Mulheres Petroleiras,  conheça a tripla jornada de quem está na linha de frente Mulheres Petroleiras, conheça a tripla jornada de quem está na linha de frente

Diversos, Notícias, Tribuna Livre | 8 de março de 2021

A pandemia de Covid-19 está impactando de forma desigual os trabalhadores brasileiros. Além de escancarar as desigualdades social, racial e de gênero, ela também ampliou problemas estruturais da sociedade, como a violência e o desemprego. 

As mulheres têm sido as mais impactadas. Seja em casa, com o acúmulo de tarefas da tripla jornada e o aumento dos índices de violência doméstica, seja nas questões trabalhistas.

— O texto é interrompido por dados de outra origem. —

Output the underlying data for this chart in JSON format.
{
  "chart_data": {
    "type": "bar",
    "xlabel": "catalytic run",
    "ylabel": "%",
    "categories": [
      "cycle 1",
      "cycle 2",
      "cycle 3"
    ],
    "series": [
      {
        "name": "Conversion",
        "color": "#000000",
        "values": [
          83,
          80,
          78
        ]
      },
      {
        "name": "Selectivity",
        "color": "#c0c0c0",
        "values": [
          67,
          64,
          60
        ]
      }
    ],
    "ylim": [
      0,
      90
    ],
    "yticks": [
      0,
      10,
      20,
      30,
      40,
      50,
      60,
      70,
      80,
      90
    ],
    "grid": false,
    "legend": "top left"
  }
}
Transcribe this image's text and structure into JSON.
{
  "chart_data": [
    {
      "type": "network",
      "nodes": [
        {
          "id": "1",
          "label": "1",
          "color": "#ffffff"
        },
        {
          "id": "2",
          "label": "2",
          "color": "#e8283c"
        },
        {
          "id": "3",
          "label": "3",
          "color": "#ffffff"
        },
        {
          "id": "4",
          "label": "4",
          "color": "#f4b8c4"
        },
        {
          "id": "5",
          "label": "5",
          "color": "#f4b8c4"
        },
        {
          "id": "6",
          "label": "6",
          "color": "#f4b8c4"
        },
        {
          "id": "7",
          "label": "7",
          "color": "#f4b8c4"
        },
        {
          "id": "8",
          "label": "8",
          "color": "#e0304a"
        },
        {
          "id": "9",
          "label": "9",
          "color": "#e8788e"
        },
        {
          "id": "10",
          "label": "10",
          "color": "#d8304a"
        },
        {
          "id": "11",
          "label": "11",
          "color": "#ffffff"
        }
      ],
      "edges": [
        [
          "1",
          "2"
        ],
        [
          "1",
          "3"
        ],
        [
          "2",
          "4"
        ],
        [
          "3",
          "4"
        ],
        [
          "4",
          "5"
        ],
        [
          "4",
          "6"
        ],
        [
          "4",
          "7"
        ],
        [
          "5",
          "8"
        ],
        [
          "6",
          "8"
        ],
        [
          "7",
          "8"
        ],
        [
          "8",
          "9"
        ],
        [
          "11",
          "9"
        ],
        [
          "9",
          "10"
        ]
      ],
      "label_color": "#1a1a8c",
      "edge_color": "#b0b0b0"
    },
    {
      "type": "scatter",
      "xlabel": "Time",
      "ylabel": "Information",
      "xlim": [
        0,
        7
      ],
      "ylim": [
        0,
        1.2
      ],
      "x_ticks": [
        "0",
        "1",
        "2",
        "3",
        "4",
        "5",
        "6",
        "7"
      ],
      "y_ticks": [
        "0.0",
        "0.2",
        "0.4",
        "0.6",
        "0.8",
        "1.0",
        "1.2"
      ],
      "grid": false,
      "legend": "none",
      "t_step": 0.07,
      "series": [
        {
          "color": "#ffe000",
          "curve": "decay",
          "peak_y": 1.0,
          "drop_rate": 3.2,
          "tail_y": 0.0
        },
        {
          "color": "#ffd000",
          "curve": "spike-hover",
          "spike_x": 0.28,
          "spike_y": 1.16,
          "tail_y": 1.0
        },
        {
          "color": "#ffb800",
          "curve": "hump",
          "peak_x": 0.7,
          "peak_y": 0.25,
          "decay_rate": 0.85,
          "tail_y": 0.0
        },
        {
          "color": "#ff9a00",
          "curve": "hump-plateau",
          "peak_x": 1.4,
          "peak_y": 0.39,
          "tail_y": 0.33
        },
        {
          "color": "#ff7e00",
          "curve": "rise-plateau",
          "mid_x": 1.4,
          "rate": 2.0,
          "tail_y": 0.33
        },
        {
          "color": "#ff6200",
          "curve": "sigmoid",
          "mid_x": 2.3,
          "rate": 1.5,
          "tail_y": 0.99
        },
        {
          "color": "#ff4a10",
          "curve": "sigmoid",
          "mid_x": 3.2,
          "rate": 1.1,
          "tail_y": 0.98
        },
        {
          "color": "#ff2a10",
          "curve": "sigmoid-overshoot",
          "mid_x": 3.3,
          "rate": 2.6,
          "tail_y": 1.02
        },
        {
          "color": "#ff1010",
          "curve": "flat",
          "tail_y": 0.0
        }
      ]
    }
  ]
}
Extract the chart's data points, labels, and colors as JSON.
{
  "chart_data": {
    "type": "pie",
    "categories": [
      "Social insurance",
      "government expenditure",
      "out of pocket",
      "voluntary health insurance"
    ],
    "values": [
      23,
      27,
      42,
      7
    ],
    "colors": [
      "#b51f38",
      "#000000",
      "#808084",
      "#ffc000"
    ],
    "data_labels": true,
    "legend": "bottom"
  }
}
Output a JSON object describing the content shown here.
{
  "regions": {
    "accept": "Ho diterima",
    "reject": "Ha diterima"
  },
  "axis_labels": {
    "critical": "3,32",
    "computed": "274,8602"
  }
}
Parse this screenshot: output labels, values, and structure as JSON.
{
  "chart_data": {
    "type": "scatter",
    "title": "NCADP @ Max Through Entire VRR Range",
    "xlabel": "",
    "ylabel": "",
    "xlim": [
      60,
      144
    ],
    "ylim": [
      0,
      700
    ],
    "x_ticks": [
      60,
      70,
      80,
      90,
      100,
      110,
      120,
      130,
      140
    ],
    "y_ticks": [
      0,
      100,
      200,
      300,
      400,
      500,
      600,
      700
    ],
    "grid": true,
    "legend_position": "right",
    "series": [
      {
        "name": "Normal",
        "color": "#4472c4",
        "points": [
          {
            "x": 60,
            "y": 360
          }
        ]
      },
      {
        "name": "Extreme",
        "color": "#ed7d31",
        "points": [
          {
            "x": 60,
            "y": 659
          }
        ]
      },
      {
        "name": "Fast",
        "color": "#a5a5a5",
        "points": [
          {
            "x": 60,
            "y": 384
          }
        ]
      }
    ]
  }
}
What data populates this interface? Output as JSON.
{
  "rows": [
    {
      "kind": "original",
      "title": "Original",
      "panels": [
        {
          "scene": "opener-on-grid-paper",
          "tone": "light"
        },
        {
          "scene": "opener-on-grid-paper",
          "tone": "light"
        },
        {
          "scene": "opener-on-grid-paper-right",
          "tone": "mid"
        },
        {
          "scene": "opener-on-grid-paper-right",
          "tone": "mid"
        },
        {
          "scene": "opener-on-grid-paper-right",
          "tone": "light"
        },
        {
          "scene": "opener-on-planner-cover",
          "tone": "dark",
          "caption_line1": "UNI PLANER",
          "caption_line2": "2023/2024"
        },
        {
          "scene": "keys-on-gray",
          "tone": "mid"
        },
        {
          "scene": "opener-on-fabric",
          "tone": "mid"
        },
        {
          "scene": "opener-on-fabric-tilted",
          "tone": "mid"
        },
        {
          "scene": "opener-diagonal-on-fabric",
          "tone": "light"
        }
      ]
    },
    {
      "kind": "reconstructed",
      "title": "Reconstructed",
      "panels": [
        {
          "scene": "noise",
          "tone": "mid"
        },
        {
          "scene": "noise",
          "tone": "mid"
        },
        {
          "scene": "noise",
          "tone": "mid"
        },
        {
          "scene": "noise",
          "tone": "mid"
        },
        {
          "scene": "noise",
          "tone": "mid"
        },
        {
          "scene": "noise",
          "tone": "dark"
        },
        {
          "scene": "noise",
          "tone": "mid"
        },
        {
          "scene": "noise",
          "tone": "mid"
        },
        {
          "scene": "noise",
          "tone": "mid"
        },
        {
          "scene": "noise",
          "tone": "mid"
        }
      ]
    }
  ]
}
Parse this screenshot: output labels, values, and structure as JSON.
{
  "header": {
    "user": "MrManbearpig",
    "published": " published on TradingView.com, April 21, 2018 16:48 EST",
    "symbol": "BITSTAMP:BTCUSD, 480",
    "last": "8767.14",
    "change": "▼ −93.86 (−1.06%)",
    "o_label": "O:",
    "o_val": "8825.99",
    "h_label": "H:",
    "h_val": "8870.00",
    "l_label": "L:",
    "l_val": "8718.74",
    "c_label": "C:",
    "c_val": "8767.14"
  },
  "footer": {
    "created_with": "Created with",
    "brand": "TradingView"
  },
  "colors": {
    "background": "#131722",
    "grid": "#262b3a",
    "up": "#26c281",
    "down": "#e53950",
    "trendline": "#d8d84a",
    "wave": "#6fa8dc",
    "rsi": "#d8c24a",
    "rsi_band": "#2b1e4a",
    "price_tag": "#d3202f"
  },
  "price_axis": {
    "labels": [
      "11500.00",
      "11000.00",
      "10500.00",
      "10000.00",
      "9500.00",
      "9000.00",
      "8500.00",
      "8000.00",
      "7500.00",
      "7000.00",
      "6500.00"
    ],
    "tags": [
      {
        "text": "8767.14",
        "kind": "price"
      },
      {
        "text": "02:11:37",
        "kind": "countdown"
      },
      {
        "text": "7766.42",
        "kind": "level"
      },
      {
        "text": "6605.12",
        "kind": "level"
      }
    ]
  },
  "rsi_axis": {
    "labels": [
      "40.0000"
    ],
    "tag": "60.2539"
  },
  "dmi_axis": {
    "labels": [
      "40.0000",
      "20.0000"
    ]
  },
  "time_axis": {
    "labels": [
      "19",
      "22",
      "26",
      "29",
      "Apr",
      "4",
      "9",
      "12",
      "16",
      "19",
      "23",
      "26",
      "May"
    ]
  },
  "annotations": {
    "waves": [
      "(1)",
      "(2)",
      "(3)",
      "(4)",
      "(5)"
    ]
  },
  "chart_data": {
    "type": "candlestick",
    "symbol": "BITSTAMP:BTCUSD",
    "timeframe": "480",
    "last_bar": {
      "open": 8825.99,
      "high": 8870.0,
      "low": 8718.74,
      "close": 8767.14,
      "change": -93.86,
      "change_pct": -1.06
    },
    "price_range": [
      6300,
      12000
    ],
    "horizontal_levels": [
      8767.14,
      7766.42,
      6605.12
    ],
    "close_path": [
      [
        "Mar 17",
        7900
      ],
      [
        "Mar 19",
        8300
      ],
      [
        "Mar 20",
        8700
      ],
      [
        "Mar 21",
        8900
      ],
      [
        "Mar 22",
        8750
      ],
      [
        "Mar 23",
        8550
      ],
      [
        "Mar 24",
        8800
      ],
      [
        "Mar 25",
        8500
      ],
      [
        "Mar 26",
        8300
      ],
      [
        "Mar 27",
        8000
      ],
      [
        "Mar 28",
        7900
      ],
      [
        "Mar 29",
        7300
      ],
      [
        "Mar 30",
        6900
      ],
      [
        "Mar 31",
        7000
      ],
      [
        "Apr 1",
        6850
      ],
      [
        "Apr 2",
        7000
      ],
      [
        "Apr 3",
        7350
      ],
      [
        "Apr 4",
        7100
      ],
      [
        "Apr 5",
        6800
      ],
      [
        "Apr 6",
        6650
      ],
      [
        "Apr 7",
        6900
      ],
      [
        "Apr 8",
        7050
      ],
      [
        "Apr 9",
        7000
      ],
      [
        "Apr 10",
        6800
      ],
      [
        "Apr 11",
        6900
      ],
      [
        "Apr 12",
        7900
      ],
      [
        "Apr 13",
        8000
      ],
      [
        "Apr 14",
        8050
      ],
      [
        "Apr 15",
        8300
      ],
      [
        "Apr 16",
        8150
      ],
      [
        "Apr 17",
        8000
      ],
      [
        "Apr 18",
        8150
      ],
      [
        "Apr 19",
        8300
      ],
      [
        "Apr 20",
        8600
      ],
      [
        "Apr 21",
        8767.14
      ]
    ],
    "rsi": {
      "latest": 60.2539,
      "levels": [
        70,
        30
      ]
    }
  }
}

No caso do Sistema Petrobrás, a imposição do trabalho remoto e o fechamento das escolas deixaram as petroleiras muito mais sobrecarregadas. 

Nas unidades operacionais, a situação é ainda mais complexa, principalmente, em função das pressões psicológicas e da pouca efetividade dos protocolos de segurança, que não têm se mostrado suficientes para evitar o contágio, o que aumenta o medo constante de levar o vírus para casa. 

Como a indústria petrolífera é um setor prioritário, as mulheres petroleiras também estão atuando na linha de frente, seja em alto mar ou em terra, produzindo os combustíveis que abastecem as ambulâncias, as casas dos brasileiros e toda a cadeia de transportes e de petroquímica, que movimenta o país. Mas, não tem sido nada fácil para a categoria manter a saúde física e emocional com tanta pressão e insegurança. 

Além da complexidade das relações de trabalho e pessoais, que foram fortemente impactadas pela pandemia, as trabalhadoras e trabalhadores petroleiros ainda enfrentam.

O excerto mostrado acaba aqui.